Riusciranno Russell e Holmes a  tornare a lavorare di nuovo  insieme e a risolvere il caso prima che sia troppo tardi?  Beh ne dubitate?  Non temete perché dal momento in cui la coppia Russel – Holmes si riappropria  della scena pronta a tornare in azione… Insomma : il più è fatto
Rispetto al primo romanzo pubblicato in Italia : L’allieva di Sherlock Holmes, in Il nuovo tempio di Dio,  il grande investigatore di Conan Doyle  ha, soprattutto all’inizio,  un ruolo minore, di secondo piano nella trama, benché la sua influenza  sia sempre e comunque determinante. Poi però si fa largo… E allora.
Un plauso all’autrice  in grado di descrivere  in dettaglio, rendendola quasi palpabile, la Londra post Prima Guerra Mondiale,  riportandoci  all’Inghilterra degli anni ’20 e dedicando una speciale  attenzione a quelli che furono gli aspetti sociali, culturali, politici e religiosi della società e dell’epoca. Il dialogo è ben calibrato  e il suo  Sherlock  Holmes credibile. Il concetto del suo tutoraggio di una giovane donna intelligente e indipendente è molto anglosassone. La King  affronta con cognizione di causa anche il problema dell’abuso di droghe, allora  dilagante tra i giovani ufficiali di ritorno dall’inferno delle trincee (non dimentichiamo poi che in quegli anni l’eroina non era considerata pericolosa e  veniva normalmente venduta in farmacia). Tutti poi  conosciamo i famosi sognanti  “deragliamenti” di  Holmes.
L’autrice ha come  suddiviso  idealmente il romanzo in due parti, la dimensione storica e la narrazione, che ci conducono verso la soluzione del mistero, mentre Mary Russell cresce psicologicamente  e conquista  consapevolezza sui propri talenti e sul ruolo che Holmes dovrà assumere per forza nella sua vita.
In coda, come succoso regalo natalizio  il racconto “Il matrimonio di Mary Russell”, anche questo inedito in Italia.
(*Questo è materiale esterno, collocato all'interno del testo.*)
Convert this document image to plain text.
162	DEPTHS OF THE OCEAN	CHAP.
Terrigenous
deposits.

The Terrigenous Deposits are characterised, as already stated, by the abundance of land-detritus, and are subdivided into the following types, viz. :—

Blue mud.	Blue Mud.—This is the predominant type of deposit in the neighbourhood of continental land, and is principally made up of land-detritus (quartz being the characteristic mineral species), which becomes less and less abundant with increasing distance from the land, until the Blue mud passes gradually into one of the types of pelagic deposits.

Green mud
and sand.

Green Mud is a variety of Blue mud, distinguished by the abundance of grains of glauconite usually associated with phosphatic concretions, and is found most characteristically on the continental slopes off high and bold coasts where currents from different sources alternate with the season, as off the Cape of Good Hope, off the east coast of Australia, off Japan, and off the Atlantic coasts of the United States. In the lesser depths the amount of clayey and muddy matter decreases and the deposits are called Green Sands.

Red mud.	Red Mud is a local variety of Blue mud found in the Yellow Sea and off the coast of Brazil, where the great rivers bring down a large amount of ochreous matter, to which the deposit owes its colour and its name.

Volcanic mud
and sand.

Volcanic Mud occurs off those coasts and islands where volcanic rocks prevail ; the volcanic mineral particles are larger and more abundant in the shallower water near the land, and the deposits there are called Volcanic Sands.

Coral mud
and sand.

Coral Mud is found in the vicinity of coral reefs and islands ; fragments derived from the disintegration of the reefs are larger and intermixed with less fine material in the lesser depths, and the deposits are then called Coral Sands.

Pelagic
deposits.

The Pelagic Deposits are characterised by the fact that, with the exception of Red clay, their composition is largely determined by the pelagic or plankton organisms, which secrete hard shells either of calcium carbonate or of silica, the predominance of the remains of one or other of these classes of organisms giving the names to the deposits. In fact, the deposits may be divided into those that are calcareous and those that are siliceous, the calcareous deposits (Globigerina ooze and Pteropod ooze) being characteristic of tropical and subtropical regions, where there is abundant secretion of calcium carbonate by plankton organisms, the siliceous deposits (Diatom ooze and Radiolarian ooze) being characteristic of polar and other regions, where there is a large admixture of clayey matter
Una intrigante  storia breve che prova anche a gettare luce sull’enigmatico passato del più famoso investigatore del mondo e della sua famiglia…

È giovane (solo 21 anni) eppure sembra più grande, non è giovanile. Penso che questo da solo la renda attraente per un vasto pubblico demografico, ma è particolarmente importante quando si sviluppa la relazione romantica tra Holmes e Russell.
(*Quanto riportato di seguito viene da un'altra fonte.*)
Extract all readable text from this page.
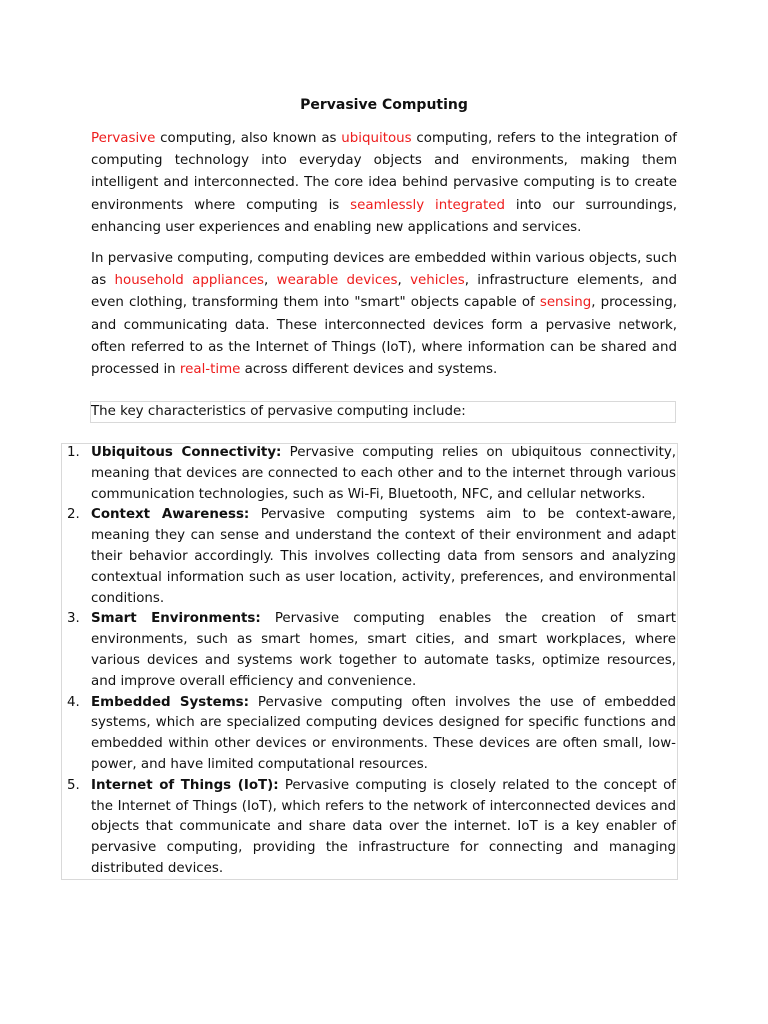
Pervasive Computing

Pervasive computing, also known as ubiquitous computing, refers to the integration of computing technology into everyday objects and environments, making them intelligent and interconnected. The core idea behind pervasive computing is to create environments where computing is seamlessly integrated into our surroundings, enhancing user experiences and enabling new applications and services.

In pervasive computing, computing devices are embedded within various objects, such as household appliances, wearable devices, vehicles, infrastructure elements, and even clothing, transforming them into "smart" objects capable of sensing, processing, and communicating data. These interconnected devices form a pervasive network, often referred to as the Internet of Things (IoT), where information can be shared and processed in real-time across different devices and systems.

The key characteristics of pervasive computing include:

1. Ubiquitous Connectivity: Pervasive computing relies on ubiquitous connectivity, meaning that devices are connected to each other and to the internet through various communication technologies, such as Wi-Fi, Bluetooth, NFC, and cellular networks.
2. Context Awareness: Pervasive computing systems aim to be context-aware, meaning they can sense and understand the context of their environment and adapt their behavior accordingly. This involves collecting data from sensors and analyzing contextual information such as user location, activity, preferences, and environmental conditions.
3. Smart Environments: Pervasive computing enables the creation of smart environments, such as smart homes, smart cities, and smart workplaces, where various devices and systems work together to automate tasks, optimize resources, and improve overall efficiency and convenience.
4. Embedded Systems: Pervasive computing often involves the use of embedded systems, which are specialized computing devices designed for specific functions and embedded within other devices or environments. These devices are often small, low-power, and have limited computational resources.
5. Internet of Things (IoT): Pervasive computing is closely related to the concept of the Internet of Things (IoT), which refers to the network of interconnected devices and objects that communicate and share data over the internet. IoT is a key enabler of pervasive computing, providing the infrastructure for connecting and managing distributed devices.
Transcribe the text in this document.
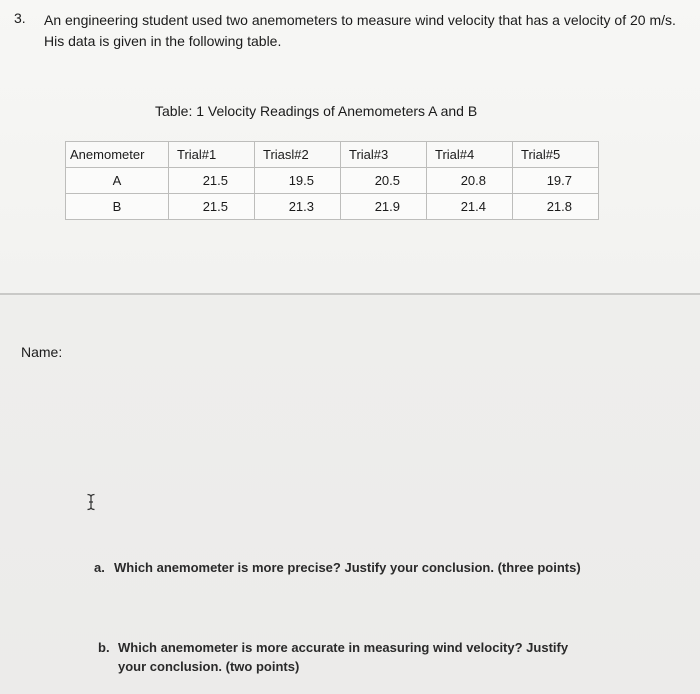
3. An engineering student used two anemometers to measure wind velocity that has a velocity of 20 m/s. His data is given in the following table.
Table: 1 Velocity Readings of Anemometers A and B
Anemometer	Trial#1	Triasl#2	Trial#3	Trial#4	Trial#5
A	21.5	19.5	20.5	20.8	19.7
B	21.5	21.3	21.9	21.4	21.8
Name:
a. Which anemometer is more precise? Justify your conclusion. (three points)
b. Which anemometer is more accurate in measuring wind velocity? Justify your conclusion. (two points)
Non sono affatto turbato dalla differenza di età, inizialmente ero preoccupato che non sarei stato in grado di immaginare i due come qualcosa di diverso dal platonico, ma mi sbagliavo… l’amore romantico tra i due era senza soluzione di continuità. Holmes sembra più giovane dei suoi 58 anni e Russell più vecchio dei suoi 21 anni… questo per me è il segno distintivo di personaggi classici ben sviluppati.

L’atmosfera che si avverte è quella nota, quella che ha fatto da sfondo a molti misteri anglosassoni (e non solo alle avventure del famoso detective): la notte umida, i marciapiedi illuminati da luci soffuse e traballanti, i rumori della sera ovattati e impenetrabili. L’atmosfera che s’incontra, nelle prime battute, è proprio quella lì: il lettore ne percepisce la forza, ne resta avvolto ed entra così nel vivo dell’opera.
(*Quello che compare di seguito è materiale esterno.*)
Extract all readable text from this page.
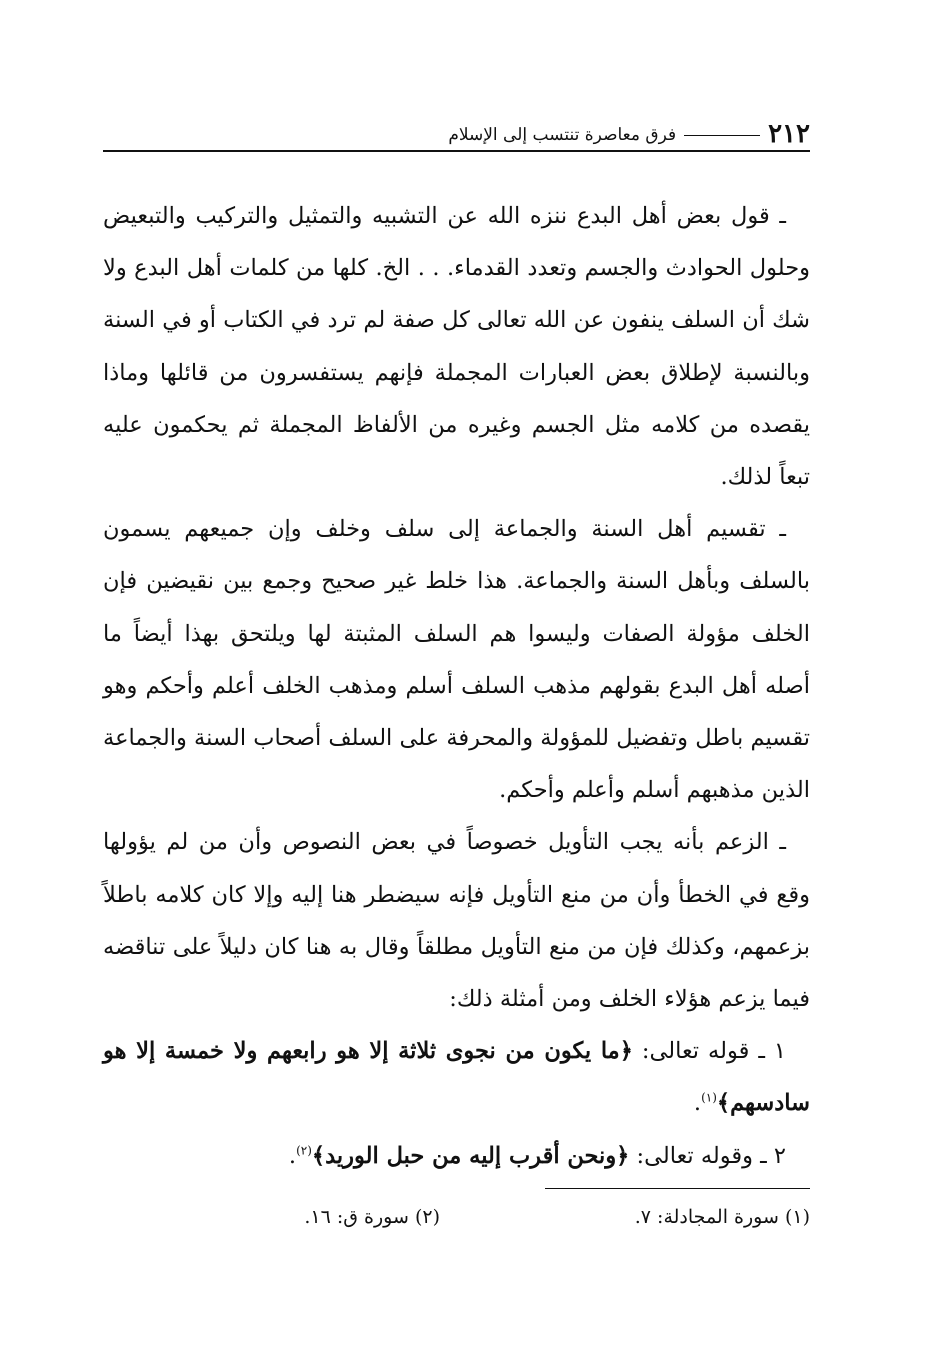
٢١٢
فرق معاصرة تنتسب إلى الإسلام

ـ قول بعض أهل البدع ننزه الله عن التشبيه والتمثيل والتركيب والتبعيض وحلول الحوادث والجسم وتعدد القدماء. . . الخ. كلها من كلمات أهل البدع ولا شك أن السلف ينفون عن الله تعالى كل صفة لم ترد في الكتاب أو في السنة وبالنسبة لإطلاق بعض العبارات المجملة فإنهم يستفسرون من قائلها وماذا يقصده من كلامه مثل الجسم وغيره من الألفاظ المجملة ثم يحكمون عليه تبعاً لذلك.

ـ تقسيم أهل السنة والجماعة إلى سلف وخلف وإن جميعهم يسمون بالسلف وبأهل السنة والجماعة. هذا خلط غير صحيح وجمع بين نقيضين فإن الخلف مؤولة الصفات وليسوا هم السلف المثبتة لها ويلتحق بهذا أيضاً ما أصله أهل البدع بقولهم مذهب السلف أسلم ومذهب الخلف أعلم وأحكم وهو تقسيم باطل وتفضيل للمؤولة والمحرفة على السلف أصحاب السنة والجماعة الذين مذهبهم أسلم وأعلم وأحكم.

ـ الزعم بأنه يجب التأويل خصوصاً في بعض النصوص وأن من لم يؤولها وقع في الخطأ وأن من منع التأويل فإنه سيضطر هنا إليه وإلا كان كلامه باطلاً بزعمهم، وكذلك فإن من منع التأويل مطلقاً وقال به هنا كان دليلاً على تناقضه فيما يزعم هؤلاء الخلف ومن أمثلة ذلك:

١ ـ قوله تعالى: ﴿ما يكون من نجوى ثلاثة إلا هو رابعهم ولا خمسة إلا هو سادسهم﴾$^{(١)}$.

٢ ـ وقوله تعالى: ﴿ونحن أقرب إليه من حبل الوريد﴾$^{(٢)}$.

(١) سورة المجادلة: ٧.
(٢) سورة ق: ١٦.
Se sei un fan di Downton Abbey, potresti anche goderti questa serie poiché è ambientata all’inizio del secolo e oltre. Sebbene questo romanzo sia ambientato a Londra, la “casa” di Holmes e Russell è nel paese, Sussex Downs.

Il volume contiene anche la novella dal titolo Il matrimonio di Mary Russell.

Grazie a Leggere Editore è tempo di tornare a investigare sulle orme di Sherlock Holmes e soprattutto di Mary Russell, giovane pupilla a cui il celebre segugio di Baker Street sta tramandando la propria arte. Mentre negli Stati Uniti la saga dell’Allieva è giunta ormai al suo quattordicesimo capitolo, in Italia è disponibile per la prima volta il secondo volume in una bella edizione in brossura.